Des millions de fans de football en Inde et en Chine vivent actuellement la même angoisse existentielle qu'un penalty dans les arrêts de jeu : vont-ils vraiment pouvoir regarder la Coupe du Monde ? À quelques semaines du coup d'envoi du tournoi, les diffuseurs des deux nations les plus peuplées n'ont pas encore trouvé d'accord sur les droits TV avec la FIFA, l'instance dirigeante du football mondial.
C'est, pour le dire délicatement, un peu inhabituel que les accords de droits TV ne soient pas bouclés pour un événement de cette envergure alors que le coup de sifflet final approche.

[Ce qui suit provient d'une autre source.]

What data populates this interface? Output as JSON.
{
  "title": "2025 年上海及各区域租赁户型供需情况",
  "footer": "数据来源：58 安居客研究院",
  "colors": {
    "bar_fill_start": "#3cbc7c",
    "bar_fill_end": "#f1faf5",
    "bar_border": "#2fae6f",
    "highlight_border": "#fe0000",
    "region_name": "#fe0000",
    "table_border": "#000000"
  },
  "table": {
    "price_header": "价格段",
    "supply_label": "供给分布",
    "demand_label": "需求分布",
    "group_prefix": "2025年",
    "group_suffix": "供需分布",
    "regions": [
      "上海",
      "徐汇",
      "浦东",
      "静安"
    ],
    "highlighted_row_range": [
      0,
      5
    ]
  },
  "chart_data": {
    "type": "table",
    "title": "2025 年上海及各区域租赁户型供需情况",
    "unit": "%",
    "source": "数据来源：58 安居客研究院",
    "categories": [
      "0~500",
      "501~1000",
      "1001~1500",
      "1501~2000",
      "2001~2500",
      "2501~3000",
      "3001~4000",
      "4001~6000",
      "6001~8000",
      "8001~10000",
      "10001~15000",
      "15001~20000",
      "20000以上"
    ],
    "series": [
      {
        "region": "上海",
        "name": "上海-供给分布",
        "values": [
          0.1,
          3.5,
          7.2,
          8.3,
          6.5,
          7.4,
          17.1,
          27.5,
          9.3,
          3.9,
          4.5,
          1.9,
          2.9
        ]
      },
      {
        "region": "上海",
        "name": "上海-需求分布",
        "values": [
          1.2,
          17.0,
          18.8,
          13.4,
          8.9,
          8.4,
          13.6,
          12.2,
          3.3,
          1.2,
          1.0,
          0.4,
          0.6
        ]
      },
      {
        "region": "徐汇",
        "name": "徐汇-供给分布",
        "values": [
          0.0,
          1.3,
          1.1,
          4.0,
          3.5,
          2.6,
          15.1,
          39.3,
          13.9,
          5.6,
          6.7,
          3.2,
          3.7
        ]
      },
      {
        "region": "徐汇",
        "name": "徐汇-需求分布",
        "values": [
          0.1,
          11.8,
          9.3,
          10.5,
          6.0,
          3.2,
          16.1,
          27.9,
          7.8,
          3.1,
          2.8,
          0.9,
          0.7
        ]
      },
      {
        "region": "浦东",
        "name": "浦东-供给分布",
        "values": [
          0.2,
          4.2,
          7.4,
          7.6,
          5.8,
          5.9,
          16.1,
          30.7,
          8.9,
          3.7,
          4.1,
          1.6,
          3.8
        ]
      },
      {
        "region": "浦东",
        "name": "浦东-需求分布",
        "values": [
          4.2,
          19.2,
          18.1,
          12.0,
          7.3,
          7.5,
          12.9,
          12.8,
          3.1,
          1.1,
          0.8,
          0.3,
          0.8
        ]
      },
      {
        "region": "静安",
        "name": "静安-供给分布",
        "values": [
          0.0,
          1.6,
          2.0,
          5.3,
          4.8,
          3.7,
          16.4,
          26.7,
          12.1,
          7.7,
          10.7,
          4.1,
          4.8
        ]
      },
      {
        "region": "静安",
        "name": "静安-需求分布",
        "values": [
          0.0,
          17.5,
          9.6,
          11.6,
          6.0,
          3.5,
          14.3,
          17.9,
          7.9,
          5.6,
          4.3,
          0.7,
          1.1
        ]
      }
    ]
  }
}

Ces accords sont généralement conclus des mois, voire des années avant la cérémonie d'ouverture - comme une invitation de mariage envoyée la veille. Les médias locaux des deux pays rapportent que la FIFA et les diffuseurs marchandent encore sur le coût de diffusion des matchs, ce qui revient à discuter du prix du billet après être monté dans l'avion.
La FIFA a déclaré à la BBC que les discussions en Chine et en Inde « sont en cours et doivent rester confidentielles à ce stade », sans commenter les montants en jeu - un classique pas de côté diplomatique qui rendrait fier n'importe quel politicien. Au total, 180 territoires ont désormais conclu des accords avec la FIFA, mais quelques-uns n'ont pas encore obtenu les droits de diffusion de la Coupe du Monde 2026, dont l'Inde et la Chine - qui représentent ensemble environ un tiers de la population mondiale. Cela fait beaucoup de gens potentiellement devant un écran noir.
L'offre initiale de la FIFA au diffuseur public chinois CCTV pour les droits du tournoi était, selon les informations, de 300 millions de dollars (220 millions de livres). La FIFA a maintenant baissé le prix à entre 120 et 150 millions de dollars, selon le journal d'État Beijing Daily. Mais cela reste plus du double du budget de CCTV pour l'événement, selon le journal - car rien ne dit « bonne affaire » comme demander le double de ce que votre client peut se permettre.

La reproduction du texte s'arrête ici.